My
first birth left me feeling depressed and I did not bond with my baby until
after 7 weeks. During those 7 weeks postpartum, I fought off 2 bouts of
mastitis (a breast infection) and severe depression. I could not communicate
with my doctors as I didn't trust them. They had treated me badly during my
pregnancy and in the hospital during the birth where they performed an
emergency c-section. They wouldn't listen to anything I had to say about my
prenatal care or desired birth.
During
my pregnancy with my 2nd child, I realized no doctor wanted to hear my story. I
wanted a homebirth and a doctor who would accept me as a patient even though I
would not have any blood tests nor would I expose myself and my unborn child to
any ultrasounds. I even sought the support from a pair of midwives who said
they firmly believed in the body's natural ability to give birth unassisted by
medical procedures or anyone else's presence besides the birth mother. After
they took $300 towards their customary $2000 fee, they released me from their
care. They realized I could not be scared into thinking that I needed them at
the birth "just in case." They painted sad pictures of all the possible
negative outcomes and tried to shake my faith in myself. I wouldn't be talked
out of an unassisted birth.
In
the end...it was a happy ending and a beautiful beginning all at the same time.

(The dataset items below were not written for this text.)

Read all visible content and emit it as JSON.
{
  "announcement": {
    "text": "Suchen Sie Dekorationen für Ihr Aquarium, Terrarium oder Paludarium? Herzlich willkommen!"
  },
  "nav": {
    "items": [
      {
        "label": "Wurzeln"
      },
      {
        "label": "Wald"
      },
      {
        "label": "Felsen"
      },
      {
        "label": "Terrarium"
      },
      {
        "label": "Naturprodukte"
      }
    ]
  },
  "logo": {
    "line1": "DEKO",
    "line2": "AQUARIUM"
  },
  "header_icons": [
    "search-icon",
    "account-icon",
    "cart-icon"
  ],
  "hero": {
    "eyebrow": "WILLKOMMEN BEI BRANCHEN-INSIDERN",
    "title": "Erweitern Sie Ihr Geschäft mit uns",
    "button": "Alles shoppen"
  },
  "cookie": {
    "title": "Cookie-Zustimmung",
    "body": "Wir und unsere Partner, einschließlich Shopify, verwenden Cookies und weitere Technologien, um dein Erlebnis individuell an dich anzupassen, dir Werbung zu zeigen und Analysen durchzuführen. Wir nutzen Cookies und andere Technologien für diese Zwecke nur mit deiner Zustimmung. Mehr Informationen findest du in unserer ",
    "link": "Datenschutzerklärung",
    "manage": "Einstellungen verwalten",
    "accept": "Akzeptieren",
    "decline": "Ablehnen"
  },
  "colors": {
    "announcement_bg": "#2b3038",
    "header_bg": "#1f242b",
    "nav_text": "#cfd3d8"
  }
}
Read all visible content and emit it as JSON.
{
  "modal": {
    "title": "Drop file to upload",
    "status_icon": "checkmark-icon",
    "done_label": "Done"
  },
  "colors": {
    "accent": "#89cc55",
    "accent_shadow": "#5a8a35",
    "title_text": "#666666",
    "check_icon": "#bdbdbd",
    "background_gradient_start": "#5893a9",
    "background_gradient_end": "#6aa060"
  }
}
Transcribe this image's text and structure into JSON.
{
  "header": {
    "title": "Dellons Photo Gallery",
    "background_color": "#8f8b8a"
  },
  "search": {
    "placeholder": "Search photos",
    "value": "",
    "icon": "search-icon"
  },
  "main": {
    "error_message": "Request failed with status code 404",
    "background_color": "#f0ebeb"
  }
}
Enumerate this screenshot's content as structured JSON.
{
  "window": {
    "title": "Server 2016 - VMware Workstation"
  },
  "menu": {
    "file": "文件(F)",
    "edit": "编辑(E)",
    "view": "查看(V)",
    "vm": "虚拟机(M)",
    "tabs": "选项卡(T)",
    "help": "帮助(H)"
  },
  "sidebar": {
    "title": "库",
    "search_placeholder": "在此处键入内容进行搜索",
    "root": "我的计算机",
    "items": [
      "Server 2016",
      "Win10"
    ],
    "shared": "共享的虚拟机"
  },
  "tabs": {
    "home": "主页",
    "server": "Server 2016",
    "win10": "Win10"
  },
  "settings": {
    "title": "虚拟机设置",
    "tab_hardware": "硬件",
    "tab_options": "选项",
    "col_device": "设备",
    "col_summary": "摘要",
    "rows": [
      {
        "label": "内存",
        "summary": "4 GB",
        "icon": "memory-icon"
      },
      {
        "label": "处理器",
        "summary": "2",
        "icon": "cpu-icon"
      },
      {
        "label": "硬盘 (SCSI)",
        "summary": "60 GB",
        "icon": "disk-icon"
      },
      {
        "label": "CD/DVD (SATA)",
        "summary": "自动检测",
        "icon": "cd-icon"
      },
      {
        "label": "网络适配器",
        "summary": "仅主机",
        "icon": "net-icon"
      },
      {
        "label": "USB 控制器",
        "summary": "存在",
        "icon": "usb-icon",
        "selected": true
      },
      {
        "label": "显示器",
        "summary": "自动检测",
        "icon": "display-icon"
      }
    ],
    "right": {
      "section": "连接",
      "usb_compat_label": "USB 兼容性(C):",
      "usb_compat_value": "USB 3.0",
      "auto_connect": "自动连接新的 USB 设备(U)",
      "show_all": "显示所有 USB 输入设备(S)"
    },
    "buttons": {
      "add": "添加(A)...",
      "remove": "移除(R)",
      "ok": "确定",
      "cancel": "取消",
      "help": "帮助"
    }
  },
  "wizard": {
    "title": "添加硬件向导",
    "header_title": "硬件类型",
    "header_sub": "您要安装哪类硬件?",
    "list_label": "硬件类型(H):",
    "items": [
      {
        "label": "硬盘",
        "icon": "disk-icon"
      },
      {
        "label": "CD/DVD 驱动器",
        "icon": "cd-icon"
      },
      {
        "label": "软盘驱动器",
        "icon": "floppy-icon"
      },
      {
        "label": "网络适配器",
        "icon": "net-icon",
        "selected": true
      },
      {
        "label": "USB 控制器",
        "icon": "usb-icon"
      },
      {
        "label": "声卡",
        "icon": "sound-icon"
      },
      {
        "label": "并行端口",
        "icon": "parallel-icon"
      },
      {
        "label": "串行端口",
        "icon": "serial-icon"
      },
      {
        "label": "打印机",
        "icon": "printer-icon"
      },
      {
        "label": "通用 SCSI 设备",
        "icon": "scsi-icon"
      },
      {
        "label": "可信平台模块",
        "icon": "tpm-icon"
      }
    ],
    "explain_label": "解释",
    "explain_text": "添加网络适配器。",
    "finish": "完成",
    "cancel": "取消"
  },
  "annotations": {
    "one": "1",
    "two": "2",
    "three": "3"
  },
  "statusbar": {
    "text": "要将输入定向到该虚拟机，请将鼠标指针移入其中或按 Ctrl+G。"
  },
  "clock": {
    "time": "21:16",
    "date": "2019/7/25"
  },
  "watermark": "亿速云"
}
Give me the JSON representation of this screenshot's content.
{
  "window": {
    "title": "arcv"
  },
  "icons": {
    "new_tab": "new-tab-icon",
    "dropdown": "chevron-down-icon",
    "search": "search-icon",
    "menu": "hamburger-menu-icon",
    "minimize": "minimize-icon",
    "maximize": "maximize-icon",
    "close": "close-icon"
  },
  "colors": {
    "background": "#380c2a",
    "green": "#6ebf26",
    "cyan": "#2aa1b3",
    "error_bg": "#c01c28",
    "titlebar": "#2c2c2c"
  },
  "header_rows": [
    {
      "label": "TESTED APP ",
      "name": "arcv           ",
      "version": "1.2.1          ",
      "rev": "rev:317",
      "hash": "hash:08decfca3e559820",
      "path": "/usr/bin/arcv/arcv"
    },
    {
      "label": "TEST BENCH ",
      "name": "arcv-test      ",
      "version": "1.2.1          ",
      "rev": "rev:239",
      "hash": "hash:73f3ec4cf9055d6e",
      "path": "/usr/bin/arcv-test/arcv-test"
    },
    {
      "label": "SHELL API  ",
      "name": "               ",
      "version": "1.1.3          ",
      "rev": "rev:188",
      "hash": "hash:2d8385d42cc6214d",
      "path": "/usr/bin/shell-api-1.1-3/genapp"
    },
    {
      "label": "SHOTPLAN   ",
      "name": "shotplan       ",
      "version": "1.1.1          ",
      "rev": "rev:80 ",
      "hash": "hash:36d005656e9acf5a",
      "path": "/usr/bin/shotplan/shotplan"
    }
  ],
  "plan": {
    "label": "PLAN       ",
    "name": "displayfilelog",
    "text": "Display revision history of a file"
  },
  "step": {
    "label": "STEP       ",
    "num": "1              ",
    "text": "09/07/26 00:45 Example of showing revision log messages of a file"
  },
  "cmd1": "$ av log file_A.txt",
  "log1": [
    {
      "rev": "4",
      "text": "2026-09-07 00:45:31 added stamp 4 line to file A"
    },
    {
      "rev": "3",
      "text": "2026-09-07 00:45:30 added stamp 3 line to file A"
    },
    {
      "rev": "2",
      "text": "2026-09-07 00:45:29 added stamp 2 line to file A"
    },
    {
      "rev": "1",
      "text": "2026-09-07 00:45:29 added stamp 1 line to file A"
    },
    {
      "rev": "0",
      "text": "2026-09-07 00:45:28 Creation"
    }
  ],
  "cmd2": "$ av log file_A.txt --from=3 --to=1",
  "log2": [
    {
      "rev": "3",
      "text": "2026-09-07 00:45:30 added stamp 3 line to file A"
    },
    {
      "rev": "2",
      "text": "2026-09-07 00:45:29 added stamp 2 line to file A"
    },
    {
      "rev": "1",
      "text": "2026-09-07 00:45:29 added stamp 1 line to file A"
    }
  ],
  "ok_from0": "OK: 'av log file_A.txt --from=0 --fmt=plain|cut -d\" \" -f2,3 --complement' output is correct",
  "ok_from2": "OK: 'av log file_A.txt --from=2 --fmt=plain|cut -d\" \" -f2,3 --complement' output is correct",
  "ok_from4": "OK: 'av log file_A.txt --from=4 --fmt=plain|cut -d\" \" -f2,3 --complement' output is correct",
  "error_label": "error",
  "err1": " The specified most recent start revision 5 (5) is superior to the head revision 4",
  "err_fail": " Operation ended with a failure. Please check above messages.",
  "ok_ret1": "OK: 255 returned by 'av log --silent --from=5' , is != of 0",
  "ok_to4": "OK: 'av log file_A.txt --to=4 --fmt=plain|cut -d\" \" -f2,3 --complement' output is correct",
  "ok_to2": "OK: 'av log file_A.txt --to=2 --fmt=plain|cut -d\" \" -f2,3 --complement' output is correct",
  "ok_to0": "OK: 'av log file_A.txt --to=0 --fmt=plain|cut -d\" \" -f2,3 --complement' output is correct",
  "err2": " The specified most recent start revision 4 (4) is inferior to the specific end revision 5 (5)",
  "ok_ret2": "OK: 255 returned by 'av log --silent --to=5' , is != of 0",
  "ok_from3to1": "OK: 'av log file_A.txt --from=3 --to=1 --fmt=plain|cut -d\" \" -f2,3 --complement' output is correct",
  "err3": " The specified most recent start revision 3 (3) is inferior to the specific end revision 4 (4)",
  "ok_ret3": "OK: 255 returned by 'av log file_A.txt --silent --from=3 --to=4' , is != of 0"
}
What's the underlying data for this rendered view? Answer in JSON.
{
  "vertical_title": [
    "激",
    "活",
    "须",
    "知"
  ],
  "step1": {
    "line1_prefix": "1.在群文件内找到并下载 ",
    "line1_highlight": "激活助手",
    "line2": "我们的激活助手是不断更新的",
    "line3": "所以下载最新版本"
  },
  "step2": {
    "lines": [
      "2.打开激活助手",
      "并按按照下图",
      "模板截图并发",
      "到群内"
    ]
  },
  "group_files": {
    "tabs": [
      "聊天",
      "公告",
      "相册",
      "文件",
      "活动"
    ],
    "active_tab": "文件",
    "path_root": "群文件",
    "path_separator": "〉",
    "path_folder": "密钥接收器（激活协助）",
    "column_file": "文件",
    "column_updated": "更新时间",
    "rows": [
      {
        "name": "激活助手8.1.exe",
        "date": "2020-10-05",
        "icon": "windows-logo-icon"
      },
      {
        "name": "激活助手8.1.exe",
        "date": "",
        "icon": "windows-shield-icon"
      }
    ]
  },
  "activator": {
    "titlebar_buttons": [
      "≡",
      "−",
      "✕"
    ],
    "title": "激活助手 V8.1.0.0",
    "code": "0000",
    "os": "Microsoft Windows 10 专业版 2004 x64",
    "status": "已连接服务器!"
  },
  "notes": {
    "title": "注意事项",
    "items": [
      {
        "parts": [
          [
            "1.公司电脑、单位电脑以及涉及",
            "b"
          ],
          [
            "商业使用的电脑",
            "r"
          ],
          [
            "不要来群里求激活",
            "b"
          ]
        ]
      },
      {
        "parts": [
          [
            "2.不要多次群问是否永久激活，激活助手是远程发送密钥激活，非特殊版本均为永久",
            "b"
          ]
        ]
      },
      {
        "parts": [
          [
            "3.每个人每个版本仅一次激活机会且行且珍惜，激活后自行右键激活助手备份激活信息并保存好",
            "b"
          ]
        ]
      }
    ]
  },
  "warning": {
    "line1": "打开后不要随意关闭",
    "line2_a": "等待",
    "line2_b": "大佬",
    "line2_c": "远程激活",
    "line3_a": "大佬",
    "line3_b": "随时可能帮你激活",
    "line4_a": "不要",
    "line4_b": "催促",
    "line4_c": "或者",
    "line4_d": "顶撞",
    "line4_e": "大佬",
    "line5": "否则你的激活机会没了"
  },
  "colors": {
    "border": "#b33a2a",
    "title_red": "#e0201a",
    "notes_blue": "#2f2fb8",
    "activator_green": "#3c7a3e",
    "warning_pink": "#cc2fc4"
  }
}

My pregnancy ended calmly in my dimmed bedroom with only the sound of my own
breathing. The baby was was born into my own hands with no one else's
assistance. The baby's first sound heard outside the womb was my voice. His
first touch felt was from my hand. The first faces he saw were those of his mom
and dad. There were no bright lights, there was no chaos, we had no needles nor
cold instruments. Newborn Dylan was only surrounded by his confident and loving
parents.
It
was the most gentle birth I could have imagined. Contractions started at 5am on
June 3rd. I got the bed ready by covering it with a new shower curtain liner I
had bought just for this reason. On top of the liner I laid down waterproof
pads that we kept changing as labor progressed. I found that in early labor I
felt most comfortable sitting on the toilet during a contraction. Towards the
afternoon, the contractions came more frequently and I passed the time lying on
my bed in any position I wanted. I never monitored my baby's heartbeat, I never
checked my cervix for dilation...I just let things progress naturally. The
final few contractions were very intense and required all my concentration. I
supported the baby's head gently with my hand as it emerged and then
disappeared again. When the head emerged for the last time and the little body
followed...it was all in my own hands. I remember thinking I have to do this
again.
The
baby's body was limp but the color was good. The umbilical cord which reminded
me of a rubber hose was looped around the baby's neck once. I unlooped the cord
and kept the baby near me. Danny told me we had a boy. That was a great
surprise...as I hadn't had an ultrasound. The baby gurgled and clear fluid ran
out of his mouth. I noticed meconium on my leg...this was the result of the
baby's first bowel movement. He followed that 'first' with another...his first
urine all over my leg.
An
hour hadn't yet passed when the baby started to nurse. 7 hours later, we cut
the cord with a pair of sterilized scissors. 8 hours after the birth, I started
to have contractions again and this time, I delivered the placenta into the
toilet.
From
the beginning the baby has been thriving on my milk. I experienced an
instantaneous bond with him that is nearly inexplicable. The baby was born at
1:20am on June 4th. Big brother Tyler was asleep the whole time. My friend,
Rhonda, was asleep on the couch in the living room. She took care of Tyler for
us while I labored throughout the day. Rhonda fixed the both of us (Danny and
I) a high protein breakfast that morning. I felt re-energized after that and I
cleaned the bathroom, the bedroom and I did the laundry, too. Even though the
actual birth was unassisted...I didn't do it all on my own. I had the support
from Danny and my dear friend Rhonda throughout my pregnancy as well as the
e-mail support group for unassisted childbirth called
c-birth.
It
was an amazing event yet ordinary all at the same time. I don't feel
particularly courageous or strong for doing it. I think determination and faith
were a couple of the key elements to giving birth in the manner I chose. Fear
and doubt were the biggest obstacles I had to overcome.
Homebirth
is something I hope I get another chance to experience. Once is just not
enough. I *still" feel so invigorated and emotionally renewed.